The Department of Defense’s decision to go with Sig’s P320 over Glock’s offering has been controversial, to say the least. Glock is still convinced it had the best pistol for the job and the company feels like it got screwed on the deal. None of this was helped by the news breaking that the P320 could fire if dropped in a certain manner, to be sure.
Now, a new report reveals some significant problems with the M17 and M18 pistols the military currently has, which probably is making Glock feel pretty good about themselves at the moment.
The U.S. Army’s decision to select two versions of Sig Sauer’s 9mm P320 pistol as the new standard sidearms across the service was not without controversy, including a formal protest by competing gun maker Glock, which claimed the service didn’t complete certain critical tests. The Pentagon recently released a report that shows testing of the M17 and M18 handguns exposed a number of significant and persistent deficiencies, including firing accidentally if a shooter dropped the gun, ejecting live ammunition, and low reliability with traditional “ball” cartridges with bullets enclosed inside a full metal jacket.
These and other details were in the Pentagon’s Office of the Director of Operational Test and Evaluation review of such work during the 2017 fiscal year, which it published earlier in January 2018. This regular report covers a wide variety of high profile weapon systems and other important equipment across the U.S. military, including the Army’s Modular Handgun System (MHS) program. In January 2017, the Army chose Sig Sauer to supply a total more than 300,000 of the full size M17 and compact M18 pistols as part of that project, a deal worth approximately $580 million. The other U.S. military services are now considering following suit and adopting the guns and the company is making essentially the same gun available to civilian shooters as well.
According to the Director of Operational Test and Evaluation, the guns experienced a number of issues in testing between April and September 2017, which is the end of the period the report covers. The first of these was a publicly known issue that the pistol could go off if the user dropped the weapon. Needless to say, an accidental discharge could be dangerous to the shooter or those around them.
The Army discovered this issue during the initial “Product Verification Test,” but it is unclear when specifically the service became aware of the problem. Sig Sauer did subsequently make unspecified changes to fix this issue in the M17 and M18 pistols.
That would be the same fix available to civilian owners of the P320.
Fans of the Glock are probably feeling pretty smug right now, but I seem to remember the M9 also having some teething problems in the early days.
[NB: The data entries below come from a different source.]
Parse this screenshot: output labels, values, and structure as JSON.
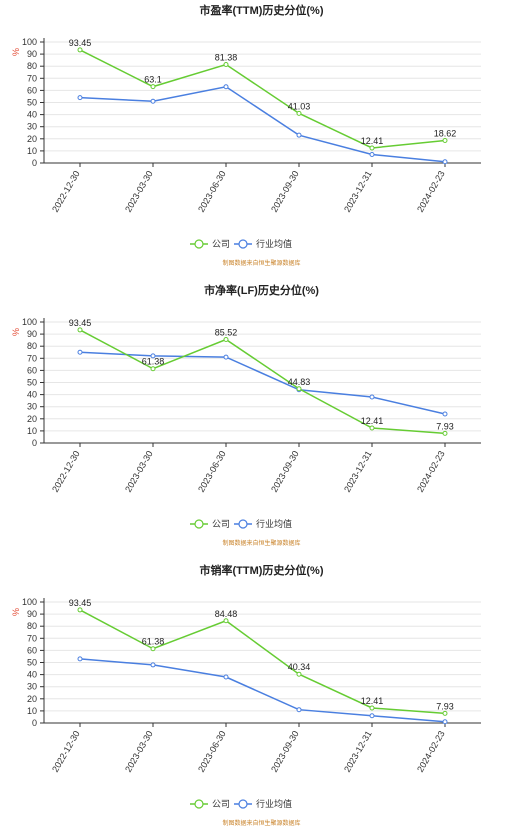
{
  "colors": {
    "company": "#66cc33",
    "industry": "#4a7fe0",
    "grid": "#e6e6e6",
    "axis": "#333333",
    "source": "#c9832a"
  },
  "legend": {
    "company": "公司",
    "industry": "行业均值"
  },
  "source_note": "制图数据来自恒生聚源数据库",
  "unit_label": "%",
  "chart_data": [
    {
      "type": "line",
      "title": "市盈率(TTM)历史分位(%)",
      "x": [
        "2022-12-30",
        "2023-03-30",
        "2023-06-30",
        "2023-09-30",
        "2023-12-31",
        "2024-02-23"
      ],
      "ylim": [
        0,
        100
      ],
      "yticks": [
        0,
        10,
        20,
        30,
        40,
        50,
        60,
        70,
        80,
        90,
        100
      ],
      "grid": true,
      "legend_position": "bottom",
      "series": [
        {
          "name": "公司",
          "values": [
            93.45,
            63.1,
            81.38,
            41.03,
            12.41,
            18.62
          ],
          "labels": [
            "93.45",
            "63.1",
            "81.38",
            "41.03",
            "12.41",
            "18.62"
          ]
        },
        {
          "name": "行业均值",
          "values": [
            54,
            51,
            63,
            23,
            7,
            1
          ]
        }
      ]
    },
    {
      "type": "line",
      "title": "市净率(LF)历史分位(%)",
      "x": [
        "2022-12-30",
        "2023-03-30",
        "2023-06-30",
        "2023-09-30",
        "2023-12-31",
        "2024-02-23"
      ],
      "ylim": [
        0,
        100
      ],
      "yticks": [
        0,
        10,
        20,
        30,
        40,
        50,
        60,
        70,
        80,
        90,
        100
      ],
      "grid": true,
      "legend_position": "bottom",
      "series": [
        {
          "name": "公司",
          "values": [
            93.45,
            61.38,
            85.52,
            44.83,
            12.41,
            7.93
          ],
          "labels": [
            "93.45",
            "61.38",
            "85.52",
            "44.83",
            "12.41",
            "7.93"
          ]
        },
        {
          "name": "行业均值",
          "values": [
            75,
            72,
            71,
            44,
            38,
            24
          ]
        }
      ]
    },
    {
      "type": "line",
      "title": "市销率(TTM)历史分位(%)",
      "x": [
        "2022-12-30",
        "2023-03-30",
        "2023-06-30",
        "2023-09-30",
        "2023-12-31",
        "2024-02-23"
      ],
      "ylim": [
        0,
        100
      ],
      "yticks": [
        0,
        10,
        20,
        30,
        40,
        50,
        60,
        70,
        80,
        90,
        100
      ],
      "grid": true,
      "legend_position": "bottom",
      "series": [
        {
          "name": "公司",
          "values": [
            93.45,
            61.38,
            84.48,
            40.34,
            12.41,
            7.93
          ],
          "labels": [
            "93.45",
            "61.38",
            "84.48",
            "40.34",
            "12.41",
            "7.93"
          ]
        },
        {
          "name": "行业均值",
          "values": [
            53,
            48,
            38,
            11,
            6,
            1
          ]
        }
      ]
    }
  ]
}
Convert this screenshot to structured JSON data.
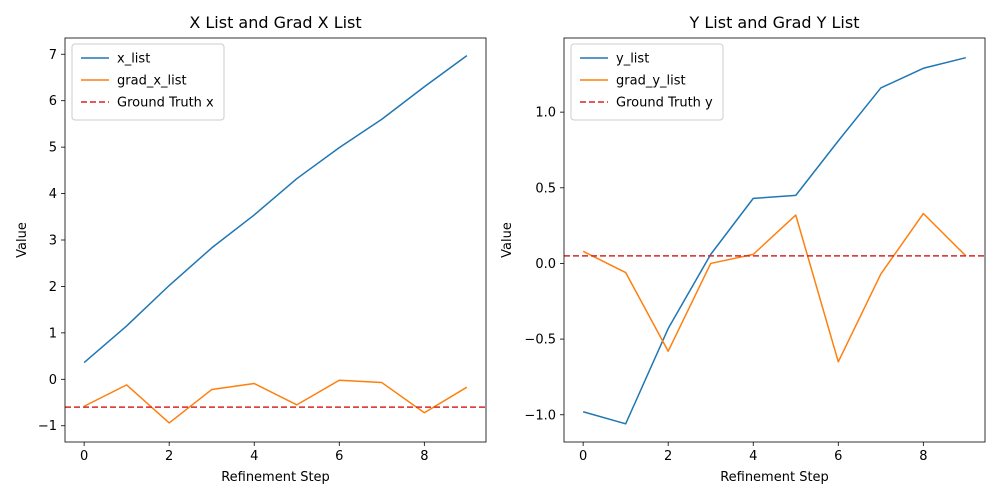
{
  "chart_data": [
    {
      "type": "line",
      "title": "X List and Grad X List",
      "xlabel": "Refinement Step",
      "ylabel": "Value",
      "x": [
        0,
        1,
        2,
        3,
        4,
        5,
        6,
        7,
        8,
        9
      ],
      "xlim": [
        -0.45,
        9.45
      ],
      "ylim": [
        -1.35,
        7.35
      ],
      "xticks": [
        0,
        2,
        4,
        6,
        8
      ],
      "yticks": [
        -1,
        0,
        1,
        2,
        3,
        4,
        5,
        6,
        7
      ],
      "ytick_labels": [
        "−1",
        "0",
        "1",
        "2",
        "3",
        "4",
        "5",
        "6",
        "7"
      ],
      "grid": false,
      "legend_position": "upper-left",
      "series": [
        {
          "name": "x_list",
          "color": "#1f77b4",
          "style": "solid",
          "values": [
            0.36,
            1.15,
            2.02,
            2.83,
            3.54,
            4.32,
            4.99,
            5.6,
            6.3,
            6.97
          ]
        },
        {
          "name": "grad_x_list",
          "color": "#ff7f0e",
          "style": "solid",
          "values": [
            -0.58,
            -0.12,
            -0.94,
            -0.22,
            -0.09,
            -0.55,
            -0.02,
            -0.07,
            -0.72,
            -0.17
          ]
        }
      ],
      "reference_lines": [
        {
          "name": "Ground Truth x",
          "color": "#d62728",
          "style": "dashed",
          "y": -0.6
        }
      ]
    },
    {
      "type": "line",
      "title": "Y List and Grad Y List",
      "xlabel": "Refinement Step",
      "ylabel": "Value",
      "x": [
        0,
        1,
        2,
        3,
        4,
        5,
        6,
        7,
        8,
        9
      ],
      "xlim": [
        -0.45,
        9.45
      ],
      "ylim": [
        -1.18,
        1.49
      ],
      "xticks": [
        0,
        2,
        4,
        6,
        8
      ],
      "yticks": [
        -1.0,
        -0.5,
        0.0,
        0.5,
        1.0
      ],
      "ytick_labels": [
        "−1.0",
        "−0.5",
        "0.0",
        "0.5",
        "1.0"
      ],
      "grid": false,
      "legend_position": "upper-left",
      "series": [
        {
          "name": "y_list",
          "color": "#1f77b4",
          "style": "solid",
          "values": [
            -0.98,
            -1.06,
            -0.43,
            0.06,
            0.43,
            0.45,
            0.81,
            1.16,
            1.29,
            1.36
          ]
        },
        {
          "name": "grad_y_list",
          "color": "#ff7f0e",
          "style": "solid",
          "values": [
            0.08,
            -0.06,
            -0.58,
            0.0,
            0.06,
            0.32,
            -0.65,
            -0.07,
            0.33,
            0.05
          ]
        }
      ],
      "reference_lines": [
        {
          "name": "Ground Truth y",
          "color": "#d62728",
          "style": "dashed",
          "y": 0.05
        }
      ]
    }
  ]
}
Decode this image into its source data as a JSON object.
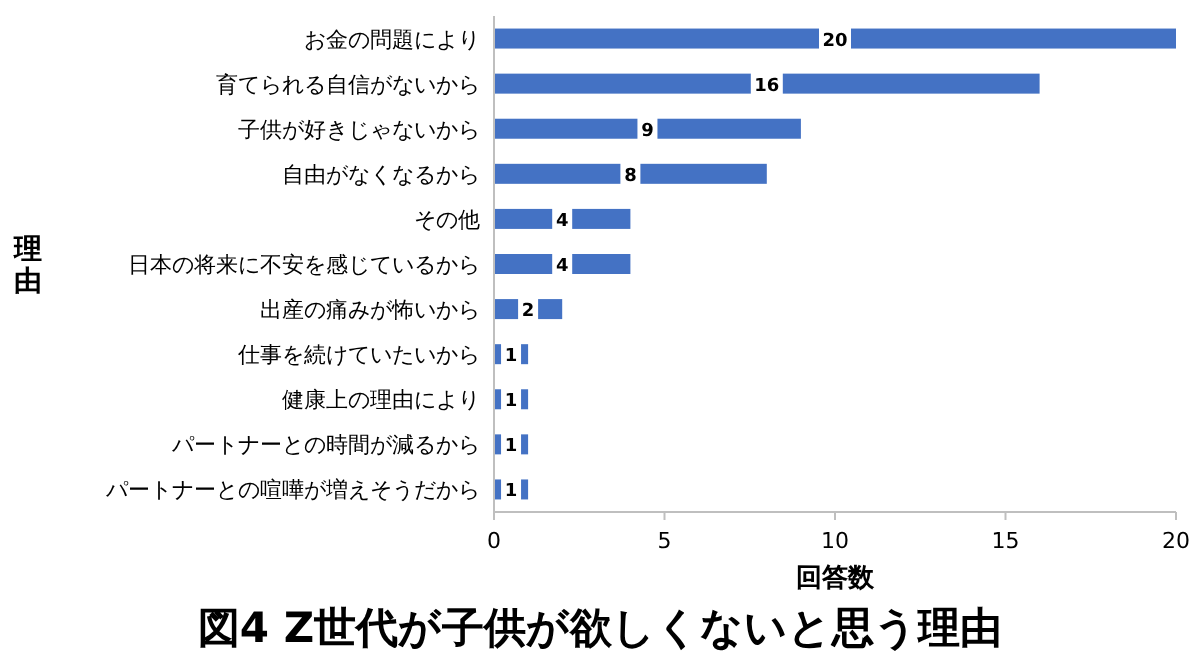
{
  "chart_data": {
    "type": "bar",
    "orientation": "horizontal",
    "title": "図4 Z世代が子供が欲しくないと思う理由",
    "xlabel": "回答数",
    "ylabel": "理由",
    "categories": [
      "お金の問題により",
      "育てられる自信がないから",
      "子供が好きじゃないから",
      "自由がなくなるから",
      "その他",
      "日本の将来に不安を感じているから",
      "出産の痛みが怖いから",
      "仕事を続けていたいから",
      "健康上の理由により",
      "パートナーとの時間が減るから",
      "パートナーとの喧嘩が増えそうだから"
    ],
    "values": [
      20,
      16,
      9,
      8,
      4,
      4,
      2,
      1,
      1,
      1,
      1
    ],
    "color": "#4472c4",
    "xlim": [
      0,
      20
    ],
    "xticks": [
      0,
      5,
      10,
      15,
      20
    ],
    "data_labels": true
  }
}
Of course, none of those was the weapon ejecting live rounds. Seriously, how does that even happen? I’m trying to play this in my mind, and I just can’t see it.
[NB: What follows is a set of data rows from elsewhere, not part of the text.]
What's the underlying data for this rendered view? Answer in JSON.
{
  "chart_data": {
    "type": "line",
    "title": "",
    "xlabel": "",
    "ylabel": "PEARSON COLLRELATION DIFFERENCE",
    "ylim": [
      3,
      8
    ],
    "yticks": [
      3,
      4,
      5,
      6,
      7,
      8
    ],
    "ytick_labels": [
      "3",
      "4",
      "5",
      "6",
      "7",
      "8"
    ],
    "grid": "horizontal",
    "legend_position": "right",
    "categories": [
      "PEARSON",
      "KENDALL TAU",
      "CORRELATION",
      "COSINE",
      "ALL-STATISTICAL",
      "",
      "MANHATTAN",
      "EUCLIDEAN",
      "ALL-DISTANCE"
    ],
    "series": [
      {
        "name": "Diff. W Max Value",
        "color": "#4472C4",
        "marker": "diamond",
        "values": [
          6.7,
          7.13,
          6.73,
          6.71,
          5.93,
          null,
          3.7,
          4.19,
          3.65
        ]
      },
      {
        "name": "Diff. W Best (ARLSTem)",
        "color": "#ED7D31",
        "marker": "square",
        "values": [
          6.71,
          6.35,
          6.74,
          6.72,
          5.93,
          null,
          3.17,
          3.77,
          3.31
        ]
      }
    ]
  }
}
DOD officials are working with Sig to resolve the problem, but it’s just one of many the pistol seems to be having, including the weapon not being able to feed ball ammunition reliably. It works fine with the military’s hollow point ammo, but when you switch to ball, reliability drops from the 95 percent standard required during testing to just 75 percent.
I’m sure I don’t need to spell out why this is a problem.
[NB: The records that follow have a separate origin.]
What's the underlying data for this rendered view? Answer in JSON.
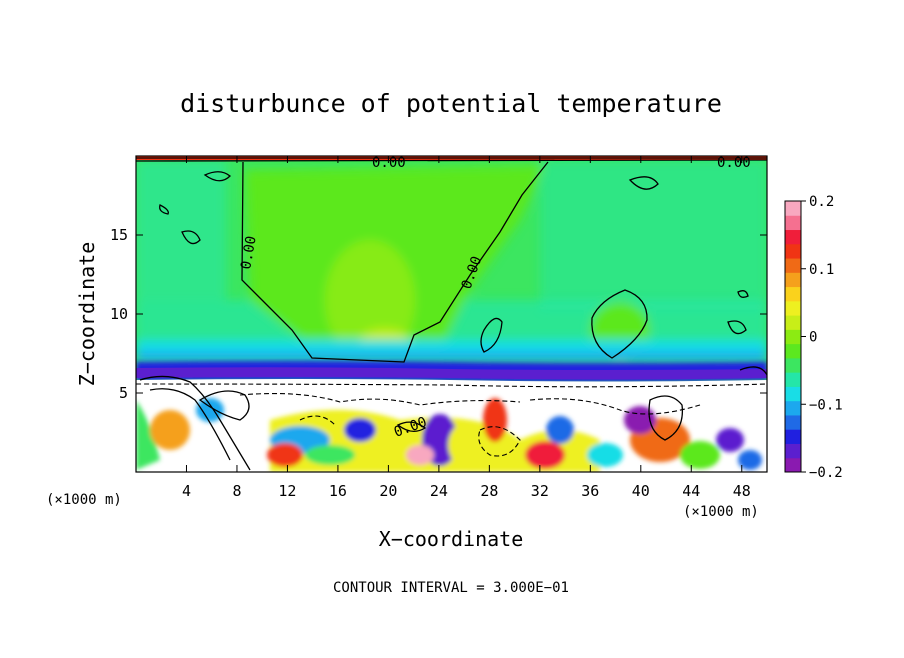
{
  "chart_data": {
    "type": "heatmap",
    "title": "disturbunce of potential temperature",
    "xlabel": "X−coordinate",
    "ylabel": "Z−coordinate",
    "x_unit_left": "(×1000 m)",
    "x_unit_right": "(×1000 m)",
    "xlim": [
      0,
      50
    ],
    "ylim": [
      0,
      20
    ],
    "x_ticks": [
      4,
      8,
      12,
      16,
      20,
      24,
      28,
      32,
      36,
      40,
      44,
      48
    ],
    "y_ticks": [
      5,
      10,
      15
    ],
    "colorbar": {
      "range": [
        -0.2,
        0.2
      ],
      "tick_labels": [
        {
          "value": 0.2,
          "label": "0.2"
        },
        {
          "value": 0.1,
          "label": "0.1"
        },
        {
          "value": 0.0,
          "label": "0"
        },
        {
          "value": -0.1,
          "label": "−0.1"
        },
        {
          "value": -0.2,
          "label": "−0.2"
        }
      ],
      "colors": [
        "#8a1ab0",
        "#5b1fcf",
        "#2020e0",
        "#1f6ae6",
        "#1ca8ee",
        "#19dde6",
        "#24e6a8",
        "#3ce660",
        "#5ce81f",
        "#8ceb12",
        "#c8ee18",
        "#eef020",
        "#fad21c",
        "#f5a01c",
        "#f06a16",
        "#f03414",
        "#f01e3a",
        "#f57090",
        "#f8a8c0"
      ]
    },
    "contour_labels": [
      "0.00",
      "0.00",
      "0.00",
      "0.00",
      "0.00"
    ],
    "annotation": "CONTOUR INTERVAL = 3.000E−01"
  }
}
All this said, don’t expect the military to jump ship and come running to Glock. Instead, they’ll push the issue with Sig and make the company fix the issues. Military procurement is such a bog that trying to shift gears like that just can’t happen. It’s easier to make Sig do some work and make the problems go away, which I suspect will happen pretty soon.
However, I don’t see people feeling warm and fuzzy about that new P320 in the gun store case by any stretch of the imagination.